Wybory
Hej
Dziś mam tyle do pisania... że musiałem z czegoś zrezygnować. Padło na tytuł, który chciałem polecić. Lecim:
- wybory. Jakby ktoś nie wiedział... hahaha, to mieliśmy wybory. Oby na lepsze. W każdym razie wygrała frekwencja:D No i była ta, no, eee, referendum.
- jakby było mało to znów czeka nas gra o wszystko w piłce nożnej... a może już tylko cud.
- kończy się sezon w Diablo 4, niedługo nowy. W sumie przez to cholerstwo nie mam czasu grać w ostatni sezon D3 i gry ze steama
Z ważnych ogłoszeń: straciłem stronę na 2 dni. Coś podmieniło mi wszystkie pliki html... dwa razy. Jako, że kopii raczej nie robię, to byłem w czarnej dupie. Na szczęście jednak znalazłem kopię z 2018, a rzeczy ważne jak newsy nie ucierpiały. Musiałbym tylko ponaprawiać niektóre strony z linkami, bo nie znalazłem wszystkich aktualnych i jest lekki bałagan. Z drugiej strony zawsze linki dawałem raz na ruski rok, grupowo, więc wiele się nie zmieniło:D Póki co nie powtórzyło się to znowu po zmianie haseł. A dziś jeszcze przywróciłem 2 systemy: ankieta i statystyki. Raczej mało używane, no ale:D
Co do Diablo 4, to może podsumujmy moje wrażenia po pierwszym sezonie.
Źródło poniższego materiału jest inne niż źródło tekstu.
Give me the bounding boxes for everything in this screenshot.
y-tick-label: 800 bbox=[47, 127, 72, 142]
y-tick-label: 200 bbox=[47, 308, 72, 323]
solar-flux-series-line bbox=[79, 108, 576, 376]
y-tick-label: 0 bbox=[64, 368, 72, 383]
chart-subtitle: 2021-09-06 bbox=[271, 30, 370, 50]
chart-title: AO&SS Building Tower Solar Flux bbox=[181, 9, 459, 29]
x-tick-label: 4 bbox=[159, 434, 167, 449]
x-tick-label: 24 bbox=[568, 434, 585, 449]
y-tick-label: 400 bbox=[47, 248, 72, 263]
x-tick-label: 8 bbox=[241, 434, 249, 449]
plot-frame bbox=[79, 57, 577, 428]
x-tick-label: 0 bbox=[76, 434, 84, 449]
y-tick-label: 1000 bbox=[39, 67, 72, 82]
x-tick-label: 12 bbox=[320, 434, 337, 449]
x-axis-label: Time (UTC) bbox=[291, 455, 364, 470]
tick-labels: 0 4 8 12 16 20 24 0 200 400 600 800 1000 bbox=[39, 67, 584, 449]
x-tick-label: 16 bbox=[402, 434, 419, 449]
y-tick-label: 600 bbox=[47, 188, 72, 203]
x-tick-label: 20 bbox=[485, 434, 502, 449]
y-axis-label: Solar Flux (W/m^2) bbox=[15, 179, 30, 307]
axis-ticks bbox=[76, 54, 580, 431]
Z czym mam problem w tej grze:
- za wolny exp
- z atakami nie mam problemów, ale często blokuje mi się leczenie lub inne rzeczy jak przemiana w wilkołaka
- zbyt nudna
- zbyt płaski ekwipunek i w dodatku bez znaczenia
- wypadanie unikatów...
- dopasowywanie się poziomu trudności
- fabularni bosowie są tylko w fabule (z 3 wyjątkami)
- różne drobiazgi, które były naprawione w d3, a tu zaczynają od nowa, np. elity za bardzo ograniczają postać bohatera, śmiecenie ekwipunku, czemu nie ma zwierzaka, który chodzi i zbiera, przedmioty których nie ma po co podnoscić, itp.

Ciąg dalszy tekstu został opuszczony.